Java 8 language spec flaw/bug

Davin McCall davmac at bluej.org
Fri Aug 22 12:49:01 UTC 2014


In the example I gave, the two 'contains' constraints are:

   T contains String
   T contains StringBuilder

So while you are correct in saying that:

> "is a type T contained in Integer?"
>
> The only possible answer is:
>
> "yes, only if T == Integer."

... the constraint is the wrong way around in your example, compared to 
the example I posted. It should rather be:

"is the type Integer contained in T?"

In this case the answer is

"yes, if T is Integer, or a wildcard '? extends (some supertype of 
Integer)'.


> Hence the spec derivation of the equality constraint.

This derivation of an equality constraint is too strong, as I have 
shown; containment is not equality.  I do however take your point about 
changing the contains constraint to a sub-type constraint being an 
incorrect solution. I suspect now that a full solution would require 
significant changes to the current wording of the spec.

Thanks,

Davin


On 22/08/14 10:23, Maurizio Cimadamore wrote:
> I believe the spec is correct as is - note that '<=' denotes a 
> 'type-containment' constraint, not a subtyping constraint. To think 
> about type-containment it is sometimes useful think about types in 
> terms of 'ranges' over simple hierarchies of types (we can let alone 
> interfaces, which only makes everything more complex in this regard). 
> If you think about an imaginary line that goes from Object to 
> 'nulltype' - you will have the following:
>
> Object
> ...
> Number
> ...
> Integer
> ...
> nulltype
>
> Now, ordinary type (such as Number, Integer) can be thought as 
> 'points' in this imaginary line. On the other hand, wildcard 
> type-arguments are ranges or intervals on this line. For instance, the 
> wildcard '? extends Number' is the interval that goes from Number down 
> to nulltype. Type-containment answers a very simple question: is the 
> interval denoted by one type contained into the interval denoted by 
> another type?
>
> Now, using the above metaphore, it is easy to see that if you have a 
> point-like type in the RHS of a containment-test:
>
> "is a type T contained in Integer?"
>
> The only possible answer is:
>
> "yes, only if T == Integer."
>
> Hence the spec derivation of the equality constraint.
>
> I hope this helps.
>
> Maurizio
>
>
> On 21/08/14 17:46, Brian Goetz wrote:
>> This turns a 'contains' constraint directly into an 'equals' constraint,
>> which is precisely what causes the problem.

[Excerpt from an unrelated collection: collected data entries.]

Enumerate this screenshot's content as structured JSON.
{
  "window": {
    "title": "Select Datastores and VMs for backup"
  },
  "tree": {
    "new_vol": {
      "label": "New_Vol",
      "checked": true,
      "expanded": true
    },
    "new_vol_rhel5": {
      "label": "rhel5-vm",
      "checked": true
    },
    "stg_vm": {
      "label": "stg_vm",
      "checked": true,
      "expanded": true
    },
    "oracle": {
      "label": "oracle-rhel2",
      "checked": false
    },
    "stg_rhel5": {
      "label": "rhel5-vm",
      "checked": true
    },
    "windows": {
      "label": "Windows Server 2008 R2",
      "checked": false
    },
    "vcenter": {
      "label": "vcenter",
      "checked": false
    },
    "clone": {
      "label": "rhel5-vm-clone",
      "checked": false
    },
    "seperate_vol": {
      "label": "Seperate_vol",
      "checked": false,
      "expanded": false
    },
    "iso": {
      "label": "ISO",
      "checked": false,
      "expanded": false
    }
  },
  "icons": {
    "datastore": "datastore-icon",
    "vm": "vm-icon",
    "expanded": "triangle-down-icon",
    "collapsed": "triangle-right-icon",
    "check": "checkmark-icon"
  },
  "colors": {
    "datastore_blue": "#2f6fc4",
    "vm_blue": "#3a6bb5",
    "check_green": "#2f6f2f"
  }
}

I can see no justification
>> for this. It should instead imply a sub-type constraint, that is, it
>> should reduce to ‹S |<:| T›. At this point the problem goes away,
>> without - as far as I can see - having any negative impact on the
>> enhanced type inference that Java 8 provides. Instead of getting two
>> conflicting equality constraints for the T in the Foo example above
>> (T=String and T=StringBuilder), we would get two subtype constraints
>> (String <: T and StringBuilder <: T), which from a theoretical
>> perspective is perfectly correct.